I would call this next climb the best one of the day. There weren't many spots for natural protection on this route, so the nice bolt ladder came in handy. The climbing was pretty technical, at 5.11c, and the roof was intimidating from the ground. Cam figured that if he took off his shirt like Chris Sharma, he would be able to climb at least a grade higher, but this wasn't the case. We were both able to climb up to the first bolt on the roof, but Cam aided the second bolt before pulling over the roof.
I believe that this next route was a 5.8 that started off with a diagonal handcrack and lead to a nice layback off of a flake.

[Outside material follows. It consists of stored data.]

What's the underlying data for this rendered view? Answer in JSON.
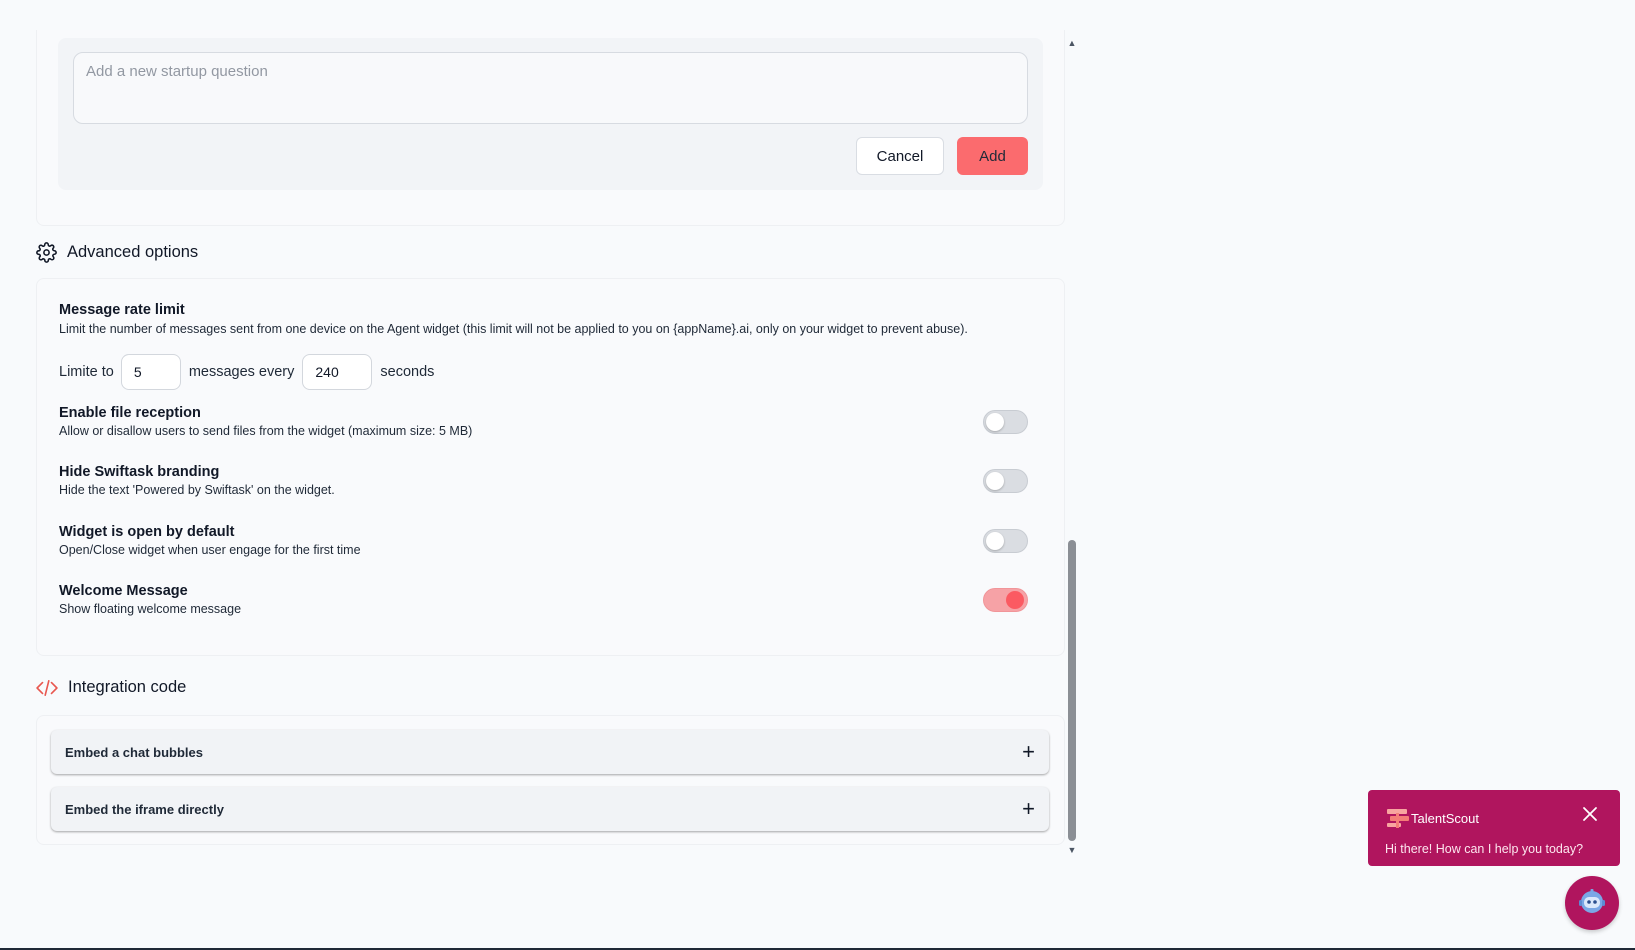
{
  "startup_question": {
    "placeholder": "Add a new startup question",
    "cancel_label": "Cancel",
    "add_label": "Add"
  },
  "advanced": {
    "title": "Advanced options",
    "rate_limit": {
      "title": "Message rate limit",
      "description": "Limit the number of messages sent from one device on the Agent widget (this limit will not be applied to you on {appName}.ai, only on your widget to prevent abuse).",
      "prefix": "Limite to",
      "messages_value": "5",
      "middle": "messages every",
      "seconds_value": "240",
      "suffix": "seconds"
    },
    "options": [
      {
        "title": "Enable file reception",
        "description": "Allow or disallow users to send files from the widget (maximum size: 5 MB)",
        "enabled": false
      },
      {
        "title": "Hide Swiftask branding",
        "description": "Hide the text 'Powered by Swiftask' on the widget.",
        "enabled": false
      },
      {
        "title": "Widget is open by default",
        "description": "Open/Close widget when user engage for the first time",
        "enabled": false
      },
      {
        "title": "Welcome Message",
        "description": "Show floating welcome message",
        "enabled": true
      }
    ]
  },
  "integration": {
    "title": "Integration code",
    "items": [
      {
        "label": "Embed a chat bubbles"
      },
      {
        "label": "Embed the iframe directly"
      }
    ]
  },
  "widget": {
    "name": "TalentScout",
    "message": "Hi there! How can I help you today?"
  },
  "colors": {
    "accent": "#fb6b6e",
    "widget": "#b0155e",
    "integration_icon": "#e8574f"
  },
  "icons": [
    "gear-icon",
    "code-icon",
    "chevron-up-icon",
    "chevron-down-icon",
    "plus-icon",
    "close-icon",
    "signpost-icon",
    "bot-icon"
  ]
}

After lunch we did one more route. I lead, Cam pulled protection, and then Joe climbed it. This one was a 5.7, but still a fun climb. We had to be back in Troy early due to a time conflict, so this was one of the first trips I've been on in a while where headlamps were not required for the hike out. All things considered, it was still a great day. The weather turned out to be nice, the rock was dryish, and the views were great. Instead of hiking back to the car the same way we came up, we went down a different way that followed a long creek that flows in to the river that we had to cross. Even with this detour, it only took around 30 minutes to get back to the car. The water at this crossing was faster moving and deeper that it was at the first spot, but it wasn't like wet boots would really matter for the short hike back to the car.